Where the minimum pension has not been met for a financial year, the ATO confirms through TR 2013/5 (when a pension commences and ceases) that the pension will stop at the start of the financial year and any payments taken throughout the income year will be treated as lump sums. Furthermore, the fund will be denied any earnings tax exemption (ECPI) for the income year. For transfer balance cap purposes, the fund will be required to lodge a TBAR to report the cessation of the pension at the end of the income year (not the start, when the tax exemption ceases).
Cashing rules
The industry view held was that where the minimum pension requirements have failed with a reversionary pension, the only alternative would be to take the death benefit as a lump sum. This could be a diabolical outcome in some circumstances where there is little or no scope to crystallise assets to pay out the death benefit.
It now appears, however, that the regulator is providing some leniency is these circumstances. If a contravention has occurred (failing to take the minimum pension), so long as the trustees act swiftly to cash the benefit ‘as soon as practicable’ to prevent further possible contraventions, an income stream can be re-established.

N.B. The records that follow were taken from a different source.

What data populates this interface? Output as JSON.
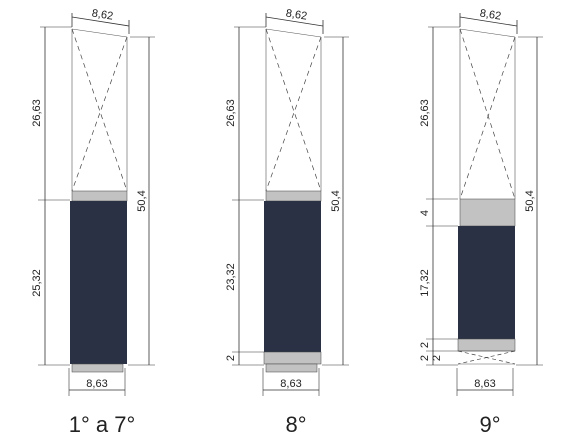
{
  "colors": {
    "dark_fill": "#2b3145",
    "grey_fill": "#c2c2c2",
    "line": "#333333"
  },
  "panels": [
    {
      "id": "floors-1-7",
      "floor_label": "1° a 7°",
      "top_width": "8,62",
      "bottom_width": "8,63",
      "upper_height": "26,63",
      "lower_height": "25,32",
      "total_height": "50,4",
      "extra_dims": []
    },
    {
      "id": "floor-8",
      "floor_label": "8°",
      "top_width": "8,62",
      "bottom_width": "8,63",
      "upper_height": "26,63",
      "lower_height": "23,32",
      "total_height": "50,4",
      "extra_dims": [
        "2"
      ]
    },
    {
      "id": "floor-9",
      "floor_label": "9°",
      "top_width": "8,62",
      "bottom_width": "8,63",
      "upper_height": "26,63",
      "lower_height": "17,32",
      "total_height": "50,4",
      "extra_dims": [
        "4",
        "2",
        "2",
        "2"
      ]
    }
  ]
}
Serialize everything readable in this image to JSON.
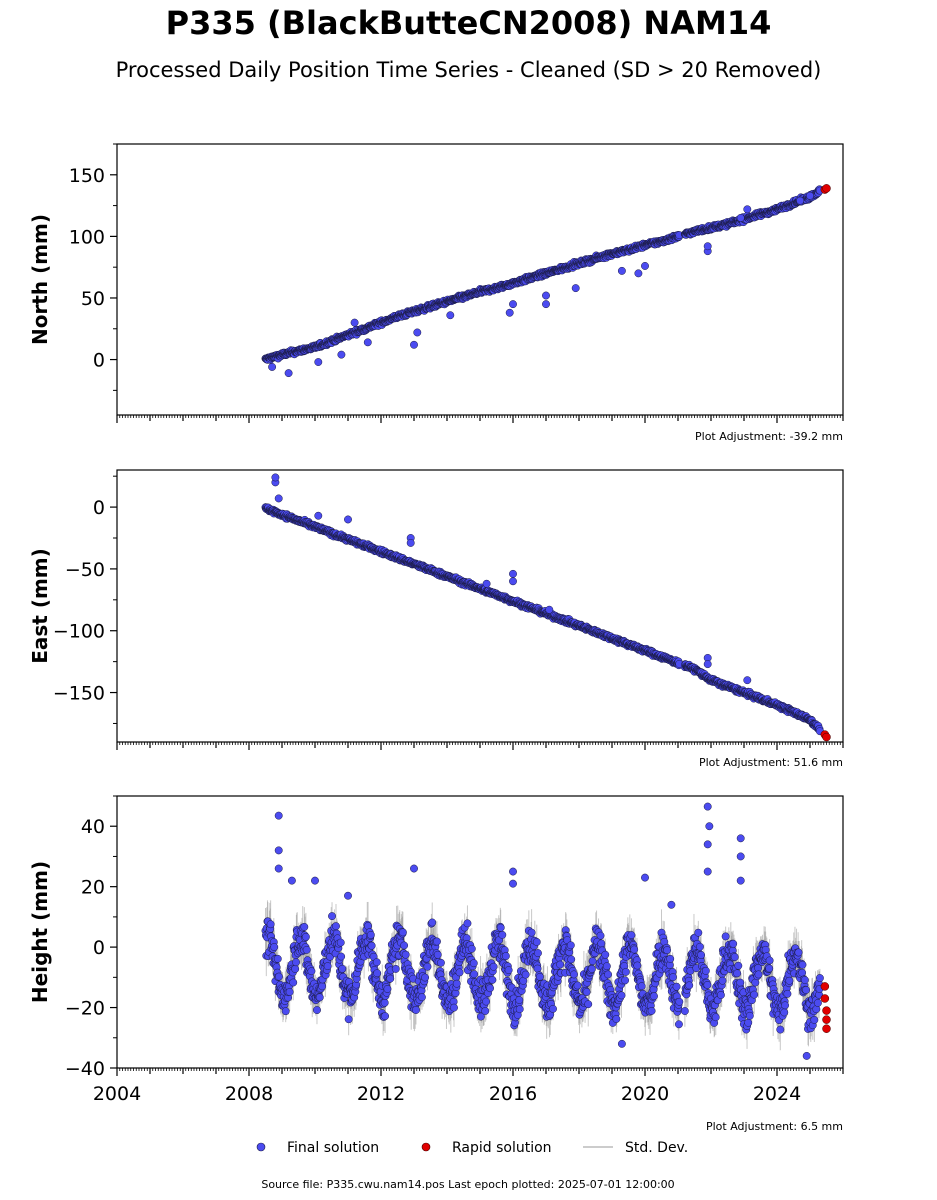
{
  "header": {
    "title": "P335 (BlackButteCN2008) NAM14",
    "subtitle": "Processed Daily Position Time Series - Cleaned (SD > 20 Removed)"
  },
  "footer": {
    "source": "Source file: P335.cwu.nam14.pos  Last epoch plotted: 2025-07-01 12:00:00"
  },
  "colors": {
    "final": "#4b4bf0",
    "rapid": "#e00000",
    "stddev": "#9a9a9a",
    "marker_edge": "#1a1a40"
  },
  "legend": [
    {
      "label": "Final solution",
      "kind": "final"
    },
    {
      "label": "Rapid solution",
      "kind": "rapid"
    },
    {
      "label": "Std. Dev.",
      "kind": "stddev"
    }
  ],
  "chart_data": [
    {
      "type": "scatter",
      "ylabel": "North (mm)",
      "xlim": [
        2004,
        2026
      ],
      "ylim": [
        -45,
        175
      ],
      "yticks": [
        0,
        50,
        100,
        150
      ],
      "ytick_labels": [
        "0",
        "50",
        "100",
        "150"
      ],
      "xtick_labels_shown": false,
      "adjustment": "Plot Adjustment: -39.2 mm",
      "series": [
        {
          "name": "Final solution",
          "x": [
            2008.5,
            2009.0,
            2009.5,
            2010.0,
            2010.5,
            2011.0,
            2011.5,
            2012.0,
            2012.5,
            2013.0,
            2013.5,
            2014.0,
            2014.5,
            2015.0,
            2015.5,
            2016.0,
            2016.5,
            2017.0,
            2017.5,
            2018.0,
            2018.5,
            2019.0,
            2019.5,
            2020.0,
            2020.5,
            2021.0,
            2021.5,
            2022.0,
            2022.5,
            2023.0,
            2023.5,
            2024.0,
            2024.5,
            2025.0,
            2025.3
          ],
          "y": [
            0,
            4,
            7,
            10,
            15,
            20,
            25,
            30,
            35,
            39,
            43,
            47,
            51,
            55,
            58,
            62,
            66,
            70,
            74,
            78,
            82,
            86,
            89,
            93,
            96,
            100,
            104,
            107,
            110,
            114,
            118,
            122,
            127,
            132,
            137
          ]
        },
        {
          "name": "Rapid solution",
          "x": [
            2025.45,
            2025.5
          ],
          "y": [
            138,
            139
          ]
        }
      ],
      "outliers": [
        {
          "x": 2008.7,
          "y": -6
        },
        {
          "x": 2009.2,
          "y": -11
        },
        {
          "x": 2010.1,
          "y": -2
        },
        {
          "x": 2010.8,
          "y": 4
        },
        {
          "x": 2011.2,
          "y": 30
        },
        {
          "x": 2011.6,
          "y": 14
        },
        {
          "x": 2013.0,
          "y": 12
        },
        {
          "x": 2013.1,
          "y": 22
        },
        {
          "x": 2014.1,
          "y": 36
        },
        {
          "x": 2015.9,
          "y": 38
        },
        {
          "x": 2016.0,
          "y": 45
        },
        {
          "x": 2017.0,
          "y": 45
        },
        {
          "x": 2017.0,
          "y": 52
        },
        {
          "x": 2017.9,
          "y": 58
        },
        {
          "x": 2019.3,
          "y": 72
        },
        {
          "x": 2019.8,
          "y": 70
        },
        {
          "x": 2020.0,
          "y": 76
        },
        {
          "x": 2021.9,
          "y": 88
        },
        {
          "x": 2021.9,
          "y": 92
        },
        {
          "x": 2022.9,
          "y": 115
        },
        {
          "x": 2023.1,
          "y": 122
        },
        {
          "x": 2024.7,
          "y": 129
        },
        {
          "x": 2025.0,
          "y": 133
        }
      ]
    },
    {
      "type": "scatter",
      "ylabel": "East (mm)",
      "xlim": [
        2004,
        2026
      ],
      "ylim": [
        -190,
        30
      ],
      "yticks": [
        -150,
        -100,
        -50,
        0
      ],
      "ytick_labels": [
        "−150",
        "−100",
        "−50",
        "0"
      ],
      "xtick_labels_shown": false,
      "adjustment": "Plot Adjustment: 51.6 mm",
      "series": [
        {
          "name": "Final solution",
          "x": [
            2008.5,
            2009.0,
            2009.5,
            2010.0,
            2010.5,
            2011.0,
            2011.5,
            2012.0,
            2012.5,
            2013.0,
            2013.5,
            2014.0,
            2014.5,
            2015.0,
            2015.5,
            2016.0,
            2016.5,
            2017.0,
            2017.5,
            2018.0,
            2018.5,
            2019.0,
            2019.5,
            2020.0,
            2020.5,
            2021.0,
            2021.5,
            2022.0,
            2022.5,
            2023.0,
            2023.5,
            2024.0,
            2024.5,
            2025.0,
            2025.3
          ],
          "y": [
            -1,
            -6,
            -11,
            -16,
            -21,
            -26,
            -31,
            -36,
            -41,
            -46,
            -51,
            -56,
            -61,
            -66,
            -71,
            -76,
            -81,
            -86,
            -91,
            -96,
            -101,
            -106,
            -111,
            -116,
            -121,
            -126,
            -131,
            -140,
            -145,
            -150,
            -155,
            -160,
            -166,
            -172,
            -180
          ]
        },
        {
          "name": "Rapid solution",
          "x": [
            2025.45,
            2025.5
          ],
          "y": [
            -184,
            -186
          ]
        }
      ],
      "outliers": [
        {
          "x": 2008.8,
          "y": 20
        },
        {
          "x": 2008.8,
          "y": 24
        },
        {
          "x": 2008.9,
          "y": 7
        },
        {
          "x": 2010.1,
          "y": -7
        },
        {
          "x": 2011.0,
          "y": -10
        },
        {
          "x": 2012.9,
          "y": -25
        },
        {
          "x": 2012.9,
          "y": -29
        },
        {
          "x": 2015.2,
          "y": -62
        },
        {
          "x": 2016.0,
          "y": -54
        },
        {
          "x": 2016.0,
          "y": -60
        },
        {
          "x": 2017.1,
          "y": -83
        },
        {
          "x": 2021.9,
          "y": -122
        },
        {
          "x": 2021.9,
          "y": -127
        },
        {
          "x": 2023.1,
          "y": -140
        }
      ]
    },
    {
      "type": "scatter",
      "ylabel": "Height (mm)",
      "xlim": [
        2004,
        2026
      ],
      "ylim": [
        -40,
        50
      ],
      "yticks": [
        -40,
        -20,
        0,
        20,
        40
      ],
      "ytick_labels": [
        "−40",
        "−20",
        "0",
        "20",
        "40"
      ],
      "xticks": [
        2004,
        2008,
        2012,
        2016,
        2020,
        2024
      ],
      "xtick_labels": [
        "2004",
        "2008",
        "2012",
        "2016",
        "2020",
        "2024"
      ],
      "xtick_labels_shown": true,
      "adjustment": "Plot Adjustment: 6.5 mm",
      "seasonal_amplitude_mm": 11,
      "series": [
        {
          "name": "Final solution",
          "x": [
            2008.5,
            2009.0,
            2009.5,
            2010.0,
            2010.5,
            2011.0,
            2011.5,
            2012.0,
            2012.5,
            2013.0,
            2013.5,
            2014.0,
            2014.5,
            2015.0,
            2015.5,
            2016.0,
            2016.5,
            2017.0,
            2017.5,
            2018.0,
            2018.5,
            2019.0,
            2019.5,
            2020.0,
            2020.5,
            2021.0,
            2021.5,
            2022.0,
            2022.5,
            2023.0,
            2023.5,
            2024.0,
            2024.5,
            2025.0,
            2025.3
          ],
          "y": [
            3,
            10,
            -5,
            8,
            -8,
            5,
            -12,
            2,
            -14,
            4,
            -10,
            3,
            -12,
            2,
            -12,
            4,
            -16,
            0,
            -18,
            -4,
            -14,
            -6,
            -20,
            0,
            -12,
            -2,
            -10,
            -6,
            -14,
            -4,
            -18,
            -10,
            -20,
            -14,
            -25
          ]
        },
        {
          "name": "Rapid solution",
          "x": [
            2025.45,
            2025.45,
            2025.5,
            2025.5,
            2025.5
          ],
          "y": [
            -13,
            -17,
            -21,
            -24,
            -27
          ]
        }
      ],
      "outliers": [
        {
          "x": 2008.9,
          "y": 43.5
        },
        {
          "x": 2008.9,
          "y": 32
        },
        {
          "x": 2008.9,
          "y": 26
        },
        {
          "x": 2009.3,
          "y": 22
        },
        {
          "x": 2010.0,
          "y": 22
        },
        {
          "x": 2011.0,
          "y": 17
        },
        {
          "x": 2013.0,
          "y": 26
        },
        {
          "x": 2016.0,
          "y": 25
        },
        {
          "x": 2016.0,
          "y": 21
        },
        {
          "x": 2020.0,
          "y": 23
        },
        {
          "x": 2020.8,
          "y": 14
        },
        {
          "x": 2021.9,
          "y": 46.5
        },
        {
          "x": 2021.95,
          "y": 40
        },
        {
          "x": 2021.9,
          "y": 34
        },
        {
          "x": 2021.9,
          "y": 25
        },
        {
          "x": 2022.9,
          "y": 36
        },
        {
          "x": 2022.9,
          "y": 30
        },
        {
          "x": 2022.9,
          "y": 22
        },
        {
          "x": 2019.3,
          "y": -32
        },
        {
          "x": 2024.9,
          "y": -36
        }
      ]
    }
  ]
}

According to the ATO, this can be achieved by:
- immediately cashing the benefit in the form of a new retirement phase income stream as soon as they become aware of the breach (likely to be identified during the annual compliance process);
- cashing the benefit in the form of a lump sum (either as a single lump sum or as an interim and final lump sum); or
- rolling over the interest that supported the death benefit income stream pension to another complying super fund for immediate cashing as a new death benefit income stream.
Effectively what the ATO have advised is that in such situation, the following process can be considered where a reversionary beneficiary fails to meet the minimum pension within an income year:
- See whether the pension shortfall qualifies to use the Commissioner’s GPA
- Promptly purchase another income stream (further cashing event, following SISR 6.21)
- Otherwise, lump sum from the super system (cashing of death benefit)
The ATO has indicated that they will be reviewing all of their web content on this issue to ensure that messaging is consistent with these views.